The present study investigated the effects of transforming growth factor (TGF)-ß3 on the regeneration of facial nerves in rabbits. A total of 20 adult rabbits were randomly divided into three equal groups: Normal control (n=10), surgical control (n=10) and TGF-ß3 treatment (n=10). The total number and diameter of the regenerated nerve fibers was significantly increased in the TGF-ß3 treatment group, as compared with in the surgical control group (P<0.01). Furthermore, in the TGF-ß3 treatment group, the epineurial repair of the facial nerves was intact and the nerve fibers, which were arranged in neat rows, were morphologically intact with visible myelin swelling.
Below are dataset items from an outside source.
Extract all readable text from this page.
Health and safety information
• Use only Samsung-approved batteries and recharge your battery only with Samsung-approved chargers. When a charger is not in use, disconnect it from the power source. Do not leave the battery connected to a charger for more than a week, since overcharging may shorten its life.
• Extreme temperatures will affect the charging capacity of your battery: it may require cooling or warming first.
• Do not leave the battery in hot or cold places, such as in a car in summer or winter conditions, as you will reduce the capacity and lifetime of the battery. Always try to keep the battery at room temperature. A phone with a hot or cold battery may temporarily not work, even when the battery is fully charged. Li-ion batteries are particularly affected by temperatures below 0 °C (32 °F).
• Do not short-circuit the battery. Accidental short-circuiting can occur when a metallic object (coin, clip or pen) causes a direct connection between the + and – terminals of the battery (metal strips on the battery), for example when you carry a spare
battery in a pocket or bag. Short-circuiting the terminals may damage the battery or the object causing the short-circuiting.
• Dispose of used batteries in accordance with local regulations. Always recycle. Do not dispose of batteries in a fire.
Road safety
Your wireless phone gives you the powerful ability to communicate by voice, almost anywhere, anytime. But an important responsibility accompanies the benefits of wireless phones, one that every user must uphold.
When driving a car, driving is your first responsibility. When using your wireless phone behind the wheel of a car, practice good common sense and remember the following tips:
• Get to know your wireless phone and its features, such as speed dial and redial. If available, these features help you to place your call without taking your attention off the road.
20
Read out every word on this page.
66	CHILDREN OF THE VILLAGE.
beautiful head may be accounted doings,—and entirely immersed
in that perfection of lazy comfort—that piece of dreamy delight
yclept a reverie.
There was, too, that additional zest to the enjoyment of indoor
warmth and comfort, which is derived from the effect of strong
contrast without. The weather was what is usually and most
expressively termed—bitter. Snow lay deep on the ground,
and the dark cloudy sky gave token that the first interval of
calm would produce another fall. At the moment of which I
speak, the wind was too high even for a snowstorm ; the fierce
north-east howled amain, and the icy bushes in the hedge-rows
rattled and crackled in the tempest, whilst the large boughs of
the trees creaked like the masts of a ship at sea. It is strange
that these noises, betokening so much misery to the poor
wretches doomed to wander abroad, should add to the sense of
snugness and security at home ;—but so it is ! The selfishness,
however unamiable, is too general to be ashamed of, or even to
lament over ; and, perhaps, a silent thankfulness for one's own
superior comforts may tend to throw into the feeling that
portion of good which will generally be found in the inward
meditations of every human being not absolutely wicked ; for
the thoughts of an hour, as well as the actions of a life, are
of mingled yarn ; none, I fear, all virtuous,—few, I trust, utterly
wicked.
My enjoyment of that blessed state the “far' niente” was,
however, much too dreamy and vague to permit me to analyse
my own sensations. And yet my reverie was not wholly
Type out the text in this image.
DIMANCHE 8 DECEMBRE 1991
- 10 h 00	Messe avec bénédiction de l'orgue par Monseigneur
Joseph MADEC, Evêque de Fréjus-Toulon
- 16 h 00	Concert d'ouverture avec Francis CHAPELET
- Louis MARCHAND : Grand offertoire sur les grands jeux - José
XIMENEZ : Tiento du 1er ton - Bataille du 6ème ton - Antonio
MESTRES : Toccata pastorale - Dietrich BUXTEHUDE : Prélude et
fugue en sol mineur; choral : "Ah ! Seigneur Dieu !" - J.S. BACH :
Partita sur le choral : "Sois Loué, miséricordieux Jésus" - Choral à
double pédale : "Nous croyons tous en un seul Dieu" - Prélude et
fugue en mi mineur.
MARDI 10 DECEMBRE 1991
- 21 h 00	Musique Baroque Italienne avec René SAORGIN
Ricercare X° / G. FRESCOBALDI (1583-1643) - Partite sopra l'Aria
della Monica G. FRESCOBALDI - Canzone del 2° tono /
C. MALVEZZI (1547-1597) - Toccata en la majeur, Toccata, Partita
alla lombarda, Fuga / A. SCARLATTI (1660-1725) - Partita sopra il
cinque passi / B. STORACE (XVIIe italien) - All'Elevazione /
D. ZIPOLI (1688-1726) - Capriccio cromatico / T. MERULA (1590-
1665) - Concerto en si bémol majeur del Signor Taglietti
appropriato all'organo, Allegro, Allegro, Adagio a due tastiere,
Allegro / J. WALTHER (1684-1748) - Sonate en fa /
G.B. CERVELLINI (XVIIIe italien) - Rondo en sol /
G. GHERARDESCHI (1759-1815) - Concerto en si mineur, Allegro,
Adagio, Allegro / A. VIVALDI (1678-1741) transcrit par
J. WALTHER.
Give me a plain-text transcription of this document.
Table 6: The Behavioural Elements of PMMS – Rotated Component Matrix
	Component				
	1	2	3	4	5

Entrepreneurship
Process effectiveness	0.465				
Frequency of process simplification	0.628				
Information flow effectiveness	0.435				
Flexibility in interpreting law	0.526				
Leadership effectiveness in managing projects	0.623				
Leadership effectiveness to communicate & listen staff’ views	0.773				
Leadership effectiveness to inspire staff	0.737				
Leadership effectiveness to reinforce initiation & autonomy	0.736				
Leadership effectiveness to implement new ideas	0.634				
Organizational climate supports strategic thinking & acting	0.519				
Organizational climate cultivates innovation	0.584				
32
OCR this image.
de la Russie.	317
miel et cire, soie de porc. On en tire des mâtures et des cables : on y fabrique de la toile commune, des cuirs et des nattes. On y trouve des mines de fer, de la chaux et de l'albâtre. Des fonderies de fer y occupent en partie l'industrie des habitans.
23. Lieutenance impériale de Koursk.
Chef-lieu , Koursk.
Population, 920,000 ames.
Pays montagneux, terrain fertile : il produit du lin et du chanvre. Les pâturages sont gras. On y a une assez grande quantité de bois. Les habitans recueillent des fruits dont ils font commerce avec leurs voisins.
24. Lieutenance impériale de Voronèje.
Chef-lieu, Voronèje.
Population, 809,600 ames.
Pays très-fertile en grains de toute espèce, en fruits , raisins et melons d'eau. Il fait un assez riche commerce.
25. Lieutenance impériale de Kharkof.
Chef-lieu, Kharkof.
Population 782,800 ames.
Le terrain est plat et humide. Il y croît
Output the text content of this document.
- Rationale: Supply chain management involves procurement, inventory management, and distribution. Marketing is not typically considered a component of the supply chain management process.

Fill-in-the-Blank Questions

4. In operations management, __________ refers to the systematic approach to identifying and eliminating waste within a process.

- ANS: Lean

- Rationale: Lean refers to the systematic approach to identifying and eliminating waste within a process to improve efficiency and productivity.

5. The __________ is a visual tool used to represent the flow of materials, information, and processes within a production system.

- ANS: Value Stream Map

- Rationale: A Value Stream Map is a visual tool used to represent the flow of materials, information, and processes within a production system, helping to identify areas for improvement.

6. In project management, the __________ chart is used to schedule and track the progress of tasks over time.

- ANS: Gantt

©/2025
However, in the surgical control group, the epineurial repair was incomplete, as demonstrated by: Atrophic nerve fibers, partially disappeared axons and myelin of uneven thickness with fuzzy borders. Electron microscopy demonstrated that the regenerated fibers in the TGF-ß3 treatment group were predominantly myelinated, with clear-layered myelin sheath structures and axoplasms rich in organelles. Although typical layered myelin sheath structures were observed in the surgical control group, the myelin sheaths of the myelinated nerve fibers were poorly developed and few organelles were detected in the axoplasms. Neuro-electrophysiological examination demonstrated that, as compared with the surgical control group, the latency period of the action potentials in the TGF-ß3 treatment group were shorter, whereas the stimulus amplitudes of the action potentials were significantly increased (P<0.01). The results of the present study suggest that TGF-ß3 may improve the regeneration of facial nerves following trauma or injury.